The agency has until August 2016 to finalize the GRAS process, which was proposed in 1997 but remains unfinished. The deadline is part of a settlement to resolve a lawsuit brought by the Center for Food Safety calling for the agency to vacate the GRAS proposal because FDA allegedly does not verify claims of safety for ingredient self-determined as GRAS.
To ensure the “programmatic improvements … meet both agency and stakeholder expectations in the setting of GRAS” FDA will “definitely need additional resources,” Mayne said, echoing her predecessors.
Industry needs to help improve GRAS
Mayne also called on industry to help improve the GRAS process and ensure GRAS self-determinations done by industry are based on sound information and data publically available.
“We encourage industry to voluntarily engage with the FDA by participating in GRAS pre-submission meetings, by submitting GRAS notices and proactively discussing broader food ingredient issues with us,” she said.
“We also encourage industry to make GRAS determinations transparent – particularly if you are not engaging with the FDA,” she added.
Finally, she said, industry can improve the credibility of the GRAS process by sharing decisions regarding food ingredient safety via publications and other means so it is in the public domain.
Other updates underway
The GRAS process is not the only thing Mayne says CFSAN is modernizing. It also is updating the Total Diet Study, which tests levels of nutrients and contaminants in commonly consumed processed foods and beverages.
Specifically, the agency is reevaluating the sampling plan and looking at how to do the study, which started in 1961, so that it better aligns “in this point in time,” Mayne said.

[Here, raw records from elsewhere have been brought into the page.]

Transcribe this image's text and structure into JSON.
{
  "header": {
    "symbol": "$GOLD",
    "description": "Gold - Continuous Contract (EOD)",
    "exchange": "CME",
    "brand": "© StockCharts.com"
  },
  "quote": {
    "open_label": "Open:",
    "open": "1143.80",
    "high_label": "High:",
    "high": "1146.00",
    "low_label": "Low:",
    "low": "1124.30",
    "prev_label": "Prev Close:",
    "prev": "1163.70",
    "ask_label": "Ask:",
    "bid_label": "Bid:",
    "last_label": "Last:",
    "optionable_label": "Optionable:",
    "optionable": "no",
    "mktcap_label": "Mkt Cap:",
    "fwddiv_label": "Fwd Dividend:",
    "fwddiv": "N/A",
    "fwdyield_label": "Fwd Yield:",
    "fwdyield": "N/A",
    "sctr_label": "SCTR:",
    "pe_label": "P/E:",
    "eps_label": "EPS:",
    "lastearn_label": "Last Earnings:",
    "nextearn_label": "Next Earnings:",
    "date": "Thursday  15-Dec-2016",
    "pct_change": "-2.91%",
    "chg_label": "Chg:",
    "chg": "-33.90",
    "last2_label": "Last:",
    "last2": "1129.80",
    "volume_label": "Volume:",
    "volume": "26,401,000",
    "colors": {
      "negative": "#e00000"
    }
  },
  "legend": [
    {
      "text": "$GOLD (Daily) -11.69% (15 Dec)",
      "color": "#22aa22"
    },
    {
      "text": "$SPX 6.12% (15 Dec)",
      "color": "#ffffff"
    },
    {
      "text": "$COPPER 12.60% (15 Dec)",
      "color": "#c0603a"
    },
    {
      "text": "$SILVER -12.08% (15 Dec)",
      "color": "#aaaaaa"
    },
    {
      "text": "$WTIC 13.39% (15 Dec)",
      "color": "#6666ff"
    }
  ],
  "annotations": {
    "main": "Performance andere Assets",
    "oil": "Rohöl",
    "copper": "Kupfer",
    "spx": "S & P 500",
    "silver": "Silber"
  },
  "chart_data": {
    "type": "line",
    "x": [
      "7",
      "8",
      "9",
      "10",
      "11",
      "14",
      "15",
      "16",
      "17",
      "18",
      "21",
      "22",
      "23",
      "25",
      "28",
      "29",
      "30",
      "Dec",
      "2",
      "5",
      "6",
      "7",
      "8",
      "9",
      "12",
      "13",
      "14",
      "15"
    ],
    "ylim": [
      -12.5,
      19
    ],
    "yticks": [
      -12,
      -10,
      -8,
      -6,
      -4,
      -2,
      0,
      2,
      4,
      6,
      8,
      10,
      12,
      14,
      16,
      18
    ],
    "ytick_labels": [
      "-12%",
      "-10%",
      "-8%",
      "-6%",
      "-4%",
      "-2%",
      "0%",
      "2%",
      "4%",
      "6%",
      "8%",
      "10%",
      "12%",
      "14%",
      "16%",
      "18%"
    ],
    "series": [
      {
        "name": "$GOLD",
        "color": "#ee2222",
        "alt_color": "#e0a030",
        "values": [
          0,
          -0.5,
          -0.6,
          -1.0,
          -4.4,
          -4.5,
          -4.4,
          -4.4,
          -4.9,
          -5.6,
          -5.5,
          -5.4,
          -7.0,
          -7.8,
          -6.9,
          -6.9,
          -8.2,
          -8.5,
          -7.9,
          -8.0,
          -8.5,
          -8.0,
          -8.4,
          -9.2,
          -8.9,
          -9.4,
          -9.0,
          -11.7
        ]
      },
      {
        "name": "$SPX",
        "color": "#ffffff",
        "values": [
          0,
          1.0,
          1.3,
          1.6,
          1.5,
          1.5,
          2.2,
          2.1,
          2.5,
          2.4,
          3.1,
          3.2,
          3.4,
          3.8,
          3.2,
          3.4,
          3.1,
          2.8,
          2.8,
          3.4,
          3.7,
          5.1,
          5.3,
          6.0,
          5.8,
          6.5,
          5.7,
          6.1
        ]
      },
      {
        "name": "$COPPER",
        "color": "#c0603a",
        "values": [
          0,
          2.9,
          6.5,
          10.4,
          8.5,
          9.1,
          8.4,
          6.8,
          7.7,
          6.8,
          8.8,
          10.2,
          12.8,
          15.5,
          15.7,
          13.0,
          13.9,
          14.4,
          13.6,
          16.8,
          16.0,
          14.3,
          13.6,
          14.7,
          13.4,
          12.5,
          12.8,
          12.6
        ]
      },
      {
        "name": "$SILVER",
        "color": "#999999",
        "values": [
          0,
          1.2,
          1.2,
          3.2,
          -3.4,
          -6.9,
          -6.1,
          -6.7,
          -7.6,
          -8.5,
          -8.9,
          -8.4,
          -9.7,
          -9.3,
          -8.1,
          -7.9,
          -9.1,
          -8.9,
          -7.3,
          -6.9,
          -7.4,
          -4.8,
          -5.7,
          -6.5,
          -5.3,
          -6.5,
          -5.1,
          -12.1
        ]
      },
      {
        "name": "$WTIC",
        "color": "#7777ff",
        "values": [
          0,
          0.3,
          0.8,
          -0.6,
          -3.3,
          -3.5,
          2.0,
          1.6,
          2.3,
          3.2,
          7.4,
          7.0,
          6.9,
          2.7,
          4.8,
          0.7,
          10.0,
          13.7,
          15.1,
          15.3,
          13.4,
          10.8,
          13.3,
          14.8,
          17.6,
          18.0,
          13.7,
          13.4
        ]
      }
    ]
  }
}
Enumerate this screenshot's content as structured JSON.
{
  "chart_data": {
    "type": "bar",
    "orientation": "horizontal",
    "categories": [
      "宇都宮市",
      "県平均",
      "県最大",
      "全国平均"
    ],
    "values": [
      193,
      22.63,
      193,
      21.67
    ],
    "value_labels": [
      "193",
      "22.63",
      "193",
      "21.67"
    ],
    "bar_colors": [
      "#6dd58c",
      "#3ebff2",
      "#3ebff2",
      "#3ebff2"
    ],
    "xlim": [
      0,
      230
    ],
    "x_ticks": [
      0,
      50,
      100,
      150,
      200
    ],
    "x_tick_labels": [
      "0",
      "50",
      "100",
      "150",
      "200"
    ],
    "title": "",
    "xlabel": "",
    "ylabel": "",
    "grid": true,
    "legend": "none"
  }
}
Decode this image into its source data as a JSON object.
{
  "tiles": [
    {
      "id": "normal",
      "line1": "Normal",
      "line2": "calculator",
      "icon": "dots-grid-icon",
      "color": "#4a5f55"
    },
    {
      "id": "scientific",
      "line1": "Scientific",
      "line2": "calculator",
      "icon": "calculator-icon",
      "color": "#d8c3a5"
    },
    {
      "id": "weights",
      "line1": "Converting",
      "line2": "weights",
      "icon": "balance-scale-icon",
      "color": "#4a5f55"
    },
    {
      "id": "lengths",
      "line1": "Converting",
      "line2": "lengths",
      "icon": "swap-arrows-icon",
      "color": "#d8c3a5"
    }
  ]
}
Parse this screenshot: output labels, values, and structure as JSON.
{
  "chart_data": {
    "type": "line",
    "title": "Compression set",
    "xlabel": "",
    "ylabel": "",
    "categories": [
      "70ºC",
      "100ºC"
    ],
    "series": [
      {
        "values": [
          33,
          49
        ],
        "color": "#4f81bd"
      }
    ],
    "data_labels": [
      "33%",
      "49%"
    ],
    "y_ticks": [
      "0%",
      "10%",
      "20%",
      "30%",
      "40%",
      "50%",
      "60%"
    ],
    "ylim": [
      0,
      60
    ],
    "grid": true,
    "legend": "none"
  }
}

The agency also is taking a second look at a risk assessment process to evaluate the issue of arsenic in food, Mayne said. She noted the agency is aware of lingering concerns about arsenic in rice following FDA’s determination that the arsenic levels in rice are too low to pose an immediate adverse health effect.
Nutrition priorities for 2015
Regarding nutrition – “the N in CFSAN” – Mayne said the division has several “major” initiatives for 2015, including:
- Publishing a proposed rule on gluten-free labeling of fermented and hydrolyzed foods. “The reason that is important is analytical methods for testing gluten do not work in these particular foods, so that is why it is being done separately” from testing for gluten in other foods, Mayne said.
- Continuing efforts to reduce partially hydrogenated oils – the primary source of industrially produced trans-fats in the food supply.
- Promoting the continual gradual reduction of added sodium in the food supply.
- Developing and finalizing the final rule on the Nutrition Facts Label and serving sizes.
- Developing policy in response to the 2015 Dietary Guidelines advisory committee recommendations.